There are some times when I wish I could’ve done a combined FP/Psyc program because I do a LOT of psychiatry… um, then I whack myself upside the head and remind myself that I wouldn’t even be halfway through residency (as opposed to in my last year) and say, “Whew!”
- Mary Renard Said:
Thank you Mary! As I go through my journey (wherever it takes me) I will definitely remember this pearl the entire way.
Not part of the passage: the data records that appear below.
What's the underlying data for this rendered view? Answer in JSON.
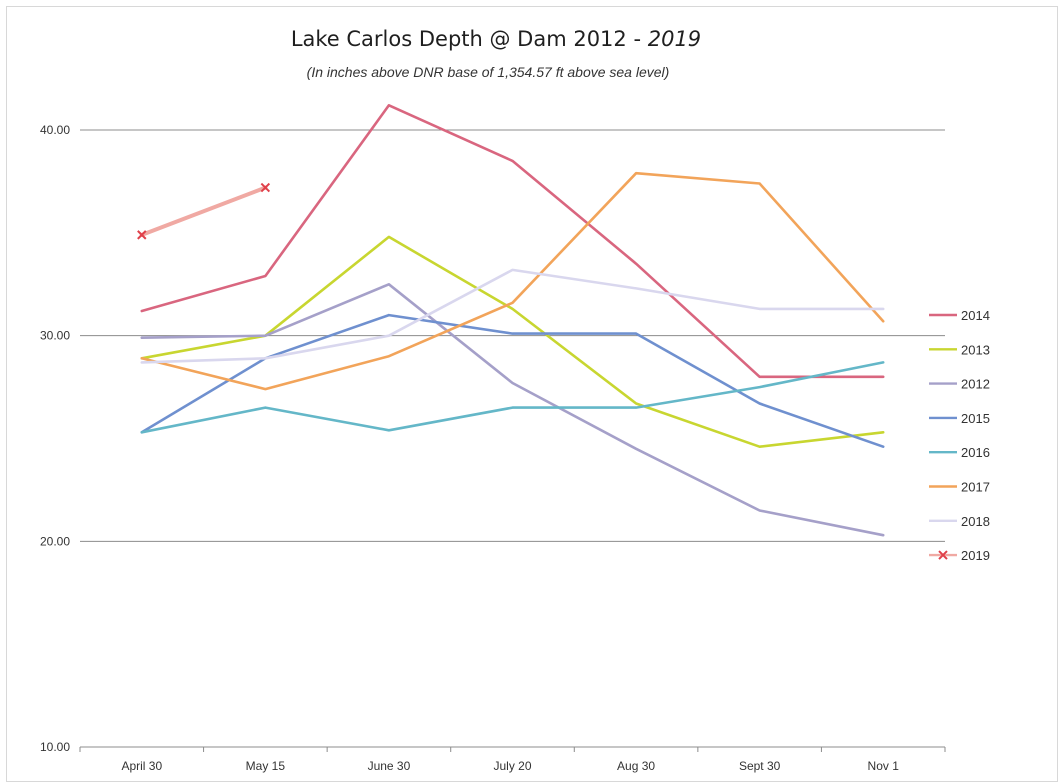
{
  "chart_data": {
    "type": "line",
    "title": "Lake Carlos Depth @ Dam 2012 - ",
    "title_year": "2019",
    "subtitle": "(In inches above DNR base of 1,354.57 ft above sea level)",
    "xlabel": "",
    "ylabel": "",
    "categories": [
      "April 30",
      "May 15",
      "June 30",
      "July 20",
      "Aug 30",
      "Sept 30",
      "Nov 1"
    ],
    "yticks": [
      "10.00",
      "20.00",
      "30.00",
      "40.00"
    ],
    "ylim": [
      10,
      40
    ],
    "grid": true,
    "legend_position": "right",
    "series": [
      {
        "name": "2014",
        "color": "#d9667f",
        "values": [
          31.2,
          32.9,
          41.2,
          38.5,
          33.5,
          28.0,
          28.0
        ]
      },
      {
        "name": "2013",
        "color": "#c8d630",
        "values": [
          28.9,
          30.0,
          34.8,
          31.3,
          26.7,
          24.6,
          25.3
        ]
      },
      {
        "name": "2012",
        "color": "#a5a0c9",
        "values": [
          29.9,
          30.0,
          32.5,
          27.7,
          24.5,
          21.5,
          20.3
        ]
      },
      {
        "name": "2015",
        "color": "#6f90cf",
        "values": [
          25.3,
          28.9,
          31.0,
          30.1,
          30.1,
          26.7,
          24.6
        ]
      },
      {
        "name": "2016",
        "color": "#64b7c8",
        "values": [
          25.3,
          26.5,
          25.4,
          26.5,
          26.5,
          27.5,
          28.7
        ]
      },
      {
        "name": "2017",
        "color": "#f2a45a",
        "values": [
          28.9,
          27.4,
          29.0,
          31.6,
          37.9,
          37.4,
          30.7
        ]
      },
      {
        "name": "2018",
        "color": "#d9d7ee",
        "values": [
          28.7,
          28.9,
          30.0,
          33.2,
          32.3,
          31.3,
          31.3
        ]
      },
      {
        "name": "2019",
        "color": "#f0a9a3",
        "marker": "x",
        "markerColor": "#e0404a",
        "values": [
          34.9,
          37.2,
          null,
          null,
          null,
          null,
          null
        ]
      }
    ]
  }
}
When I was a temp, I went to many corporate offices. My best friend and housemate was also a temp. (We were both aspiring filmmakers, and fast typists, which put together = temp.) I hesitate to say it was 100%, but probably 99% of the offices that both of us went to had someone give us a tour and at some point, the person would say, “It gets pretty crazy around here” or “we’re a crazy bunch” or “We’re all pretty wacky.” (It’s all a distant memory but my guess is that the only place where no one said this was a small architectural practice where the employees were actually kind of crazy and wacky.) We lived in San Francisco but most people who work in corporate offices in SF live in the suburbs and commute in. To be able to even walk into these offices we had to change our clothing and appearance and language considerably in order to seem normal enough to fit in. And from our point of view, every single one of these offices was stultifyingly boring and the people in them were stunningly ordinary. “Oh, OK” we’d say politely, “I’ll try to be ready for anything.”
The “wackiest” thing I saw was an electric company’s executive playing a celebratory game of putting golf balls down the halls of each floor in the company’s skyscraper, to celebrate his victory before a state regulatory board in which he had won the company the right to hike consumer rates. And the “craziest” thing I saw was a bunch of people being laid off at a computer company which went through periodic cycles of overhiring and firing.
In short, I don’t think they’re actually saying anything about medicine.